廖小雅在曾臻走後進來了,許一山看也沒看她,冷冷說道:「廖小雅,麻煩你回去,好嗎?我真的不需要你照顧。」
話音未落,聽到門口傳來一句話,「許一山,你這人真的好沒意思啊。我姐主動照顧你,你應該感到榮幸。你倒好,我姐熱臉貼了你的冷屁股是吧?」
廖紫笑嘻嘻推門進來,一把摟住委屈的廖小雅說道:「姐,我們走,不用管這個無情無義之人。」
廖小雅掙脫妹妹的摟抱,輕聲說道:「要走你走,我不走。」
廖紫生氣了,罵道:「姐,你何必呢?這不就是賤嗎?他許一山的老婆成了植物人,又不是你讓她變成這樣的。你還真願意取代她呀。」
廖小雅紅了臉,訓斥妹妹道:「小紫,你胡說八道啥啊?」
「本來就是。」廖紫氣哼哼說道:「我就說不讓你來,你偏來。現在你看到了吧,人家把你好心當成驢肝肺,值得嗎?」
許一山聽出來廖紫話里的意思了,頓時尷尬不已道:「廖紫,你誤會我的意思了。我是真心感謝小雅照顧我的想法。但是,我是真的不需要照顧。我能自理。」
「當然。」廖紫冷笑道:「你許一山現在是堂堂的省委辦公廳副主任,外面排著隊想來照顧你。你當然不需要我姐的照顧啊。」
許一山知道與女人是沒法講道理的。他轉移話題問道:「對了,廖紫,你與老胡的問題解決了吧?」
廖紫嘴角浮起一絲怪異的笑容道:「許一山,你覺得呢?」
「我覺得你們本來就沒問題。」
「知道了還問?」廖紫不屑道:「我只是覺得你們中部省的人真的讓人遺憾。你知道有人把胡進在衡岳市亂來的謠言告訴我是什麼後果嗎?」
許一山搖了搖頭。
「我扇了他一個耳光。」廖紫咯咯笑了起來,道:「我一看那人猥瑣的樣子,就知道他是故意來挑撥我們關係的。這種人,不打不長記性。」
許一山吃了一驚。他知道,以廖紫的性格,這樣的事她完全做得出來。只是他不知道這個倒霉蛋是誰而已。

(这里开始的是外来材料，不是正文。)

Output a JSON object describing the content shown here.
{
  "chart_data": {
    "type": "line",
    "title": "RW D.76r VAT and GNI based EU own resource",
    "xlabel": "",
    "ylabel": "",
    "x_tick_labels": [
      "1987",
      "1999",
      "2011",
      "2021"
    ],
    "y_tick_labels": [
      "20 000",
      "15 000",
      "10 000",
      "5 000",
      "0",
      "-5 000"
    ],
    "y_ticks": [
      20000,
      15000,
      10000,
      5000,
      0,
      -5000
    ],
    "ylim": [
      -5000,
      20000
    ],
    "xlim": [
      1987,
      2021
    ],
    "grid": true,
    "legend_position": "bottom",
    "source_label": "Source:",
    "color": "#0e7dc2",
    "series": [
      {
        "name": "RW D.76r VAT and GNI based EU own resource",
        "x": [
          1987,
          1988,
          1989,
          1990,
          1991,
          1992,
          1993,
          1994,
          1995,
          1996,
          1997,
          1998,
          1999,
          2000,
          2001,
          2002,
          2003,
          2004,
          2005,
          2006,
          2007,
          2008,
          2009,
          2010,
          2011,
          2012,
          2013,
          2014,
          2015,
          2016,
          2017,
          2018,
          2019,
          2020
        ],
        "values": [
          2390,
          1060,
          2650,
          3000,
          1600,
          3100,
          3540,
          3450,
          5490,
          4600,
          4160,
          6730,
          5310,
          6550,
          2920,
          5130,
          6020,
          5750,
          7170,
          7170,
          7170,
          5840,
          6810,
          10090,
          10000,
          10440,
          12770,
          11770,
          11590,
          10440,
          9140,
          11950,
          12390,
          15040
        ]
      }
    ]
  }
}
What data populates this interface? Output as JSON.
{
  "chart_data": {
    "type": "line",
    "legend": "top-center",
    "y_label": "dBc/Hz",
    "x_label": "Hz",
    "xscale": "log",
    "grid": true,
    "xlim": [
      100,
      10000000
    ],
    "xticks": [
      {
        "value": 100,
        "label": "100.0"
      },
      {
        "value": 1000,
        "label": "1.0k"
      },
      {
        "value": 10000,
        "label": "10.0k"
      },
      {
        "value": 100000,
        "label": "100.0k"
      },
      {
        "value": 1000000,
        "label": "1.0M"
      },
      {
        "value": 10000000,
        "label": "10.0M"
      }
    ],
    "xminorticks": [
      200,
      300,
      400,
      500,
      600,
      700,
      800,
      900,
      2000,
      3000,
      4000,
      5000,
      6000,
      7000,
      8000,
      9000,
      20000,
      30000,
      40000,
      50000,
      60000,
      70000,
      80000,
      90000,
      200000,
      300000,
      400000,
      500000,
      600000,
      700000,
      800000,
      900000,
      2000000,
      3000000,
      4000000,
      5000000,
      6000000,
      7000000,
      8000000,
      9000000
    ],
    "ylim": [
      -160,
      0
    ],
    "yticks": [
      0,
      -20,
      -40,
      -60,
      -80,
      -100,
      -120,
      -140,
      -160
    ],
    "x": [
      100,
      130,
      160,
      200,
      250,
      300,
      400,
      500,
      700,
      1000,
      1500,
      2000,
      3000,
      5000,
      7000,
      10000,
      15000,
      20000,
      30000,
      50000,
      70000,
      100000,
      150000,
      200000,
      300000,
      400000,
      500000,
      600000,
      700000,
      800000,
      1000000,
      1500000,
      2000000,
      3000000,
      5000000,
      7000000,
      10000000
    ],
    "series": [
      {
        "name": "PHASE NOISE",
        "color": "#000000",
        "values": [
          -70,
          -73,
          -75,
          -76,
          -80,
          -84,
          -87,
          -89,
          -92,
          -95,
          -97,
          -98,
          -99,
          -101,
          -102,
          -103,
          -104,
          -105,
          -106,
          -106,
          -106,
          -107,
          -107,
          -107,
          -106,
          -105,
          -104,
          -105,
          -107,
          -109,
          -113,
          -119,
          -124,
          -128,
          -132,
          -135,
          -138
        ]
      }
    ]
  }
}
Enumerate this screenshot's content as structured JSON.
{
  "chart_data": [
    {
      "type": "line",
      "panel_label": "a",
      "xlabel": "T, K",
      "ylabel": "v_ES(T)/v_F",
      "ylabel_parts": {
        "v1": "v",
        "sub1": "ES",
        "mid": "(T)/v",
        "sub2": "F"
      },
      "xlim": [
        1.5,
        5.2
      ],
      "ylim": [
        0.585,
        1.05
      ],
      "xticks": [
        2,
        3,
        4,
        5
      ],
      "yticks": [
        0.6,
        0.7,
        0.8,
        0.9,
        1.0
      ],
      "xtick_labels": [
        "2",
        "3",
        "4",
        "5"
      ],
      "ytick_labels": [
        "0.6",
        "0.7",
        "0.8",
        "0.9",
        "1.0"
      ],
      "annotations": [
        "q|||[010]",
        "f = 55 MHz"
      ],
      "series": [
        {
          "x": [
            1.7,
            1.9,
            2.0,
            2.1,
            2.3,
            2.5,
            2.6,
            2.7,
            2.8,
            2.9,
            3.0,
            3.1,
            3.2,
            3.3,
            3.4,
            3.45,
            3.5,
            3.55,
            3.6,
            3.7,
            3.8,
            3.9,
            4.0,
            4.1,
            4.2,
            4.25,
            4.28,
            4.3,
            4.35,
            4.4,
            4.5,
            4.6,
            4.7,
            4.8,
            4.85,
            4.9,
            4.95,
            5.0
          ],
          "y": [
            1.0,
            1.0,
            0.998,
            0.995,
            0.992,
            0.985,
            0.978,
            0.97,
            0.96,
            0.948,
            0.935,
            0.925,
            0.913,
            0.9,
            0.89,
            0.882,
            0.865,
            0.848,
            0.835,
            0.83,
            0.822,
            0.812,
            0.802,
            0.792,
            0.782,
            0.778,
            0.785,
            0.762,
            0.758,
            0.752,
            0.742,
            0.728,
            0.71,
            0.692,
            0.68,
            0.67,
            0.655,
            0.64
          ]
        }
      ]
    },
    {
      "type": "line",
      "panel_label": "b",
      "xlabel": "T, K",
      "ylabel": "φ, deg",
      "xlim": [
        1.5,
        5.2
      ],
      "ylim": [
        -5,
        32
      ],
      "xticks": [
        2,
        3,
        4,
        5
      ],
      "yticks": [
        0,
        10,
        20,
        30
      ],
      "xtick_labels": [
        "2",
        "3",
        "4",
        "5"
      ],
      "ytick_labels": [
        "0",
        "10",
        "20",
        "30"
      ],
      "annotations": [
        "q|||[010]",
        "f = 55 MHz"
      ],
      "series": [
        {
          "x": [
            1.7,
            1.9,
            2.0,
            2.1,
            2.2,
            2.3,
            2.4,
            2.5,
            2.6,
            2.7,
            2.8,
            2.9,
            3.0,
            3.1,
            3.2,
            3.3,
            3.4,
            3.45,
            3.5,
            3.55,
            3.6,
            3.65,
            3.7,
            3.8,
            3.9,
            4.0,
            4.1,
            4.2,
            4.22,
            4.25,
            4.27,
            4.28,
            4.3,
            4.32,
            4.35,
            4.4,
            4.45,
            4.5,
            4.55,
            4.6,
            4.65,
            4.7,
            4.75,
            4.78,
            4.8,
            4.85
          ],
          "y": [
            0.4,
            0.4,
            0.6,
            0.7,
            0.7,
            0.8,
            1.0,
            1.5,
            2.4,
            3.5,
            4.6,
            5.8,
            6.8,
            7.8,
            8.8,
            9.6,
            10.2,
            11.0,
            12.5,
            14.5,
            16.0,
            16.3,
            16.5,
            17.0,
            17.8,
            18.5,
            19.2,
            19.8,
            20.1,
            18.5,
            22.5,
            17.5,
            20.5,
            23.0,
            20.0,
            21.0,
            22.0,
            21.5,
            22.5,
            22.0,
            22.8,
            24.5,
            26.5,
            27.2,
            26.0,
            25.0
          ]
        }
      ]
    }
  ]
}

廖紫的性格,在很多時候與陳曉琪有著異曲同工之妙。只是陳曉琪更多的時候選擇了壓抑,而廖紫則是無拘無束。
「你明知道老胡不會幹出這樣的事來,你還跑來興師問罪?」
「不,我來,是另有任務。」
「任務?」許一山愣了一下。他知道廖紫的單位。通常,他們單位幾乎不與地方有任何交集。
「對,就是任務。」廖紫嚴肅說道:「許一山,對不起啊,不能透露給你知道啊。」
許一山點點頭道:「沒事,我懂組織紀律。」
「對了,我們這次來,還想去爺爺墓地看看。許一山,你快點好起來,陪我們一起去。」廖紫在他這裡坐了不到半小時就要走。
許一山也不想挽留她。這姑娘說話不看人面子,直率,想說就說,很多時候讓人下不來台。他可不願意自討沒趣。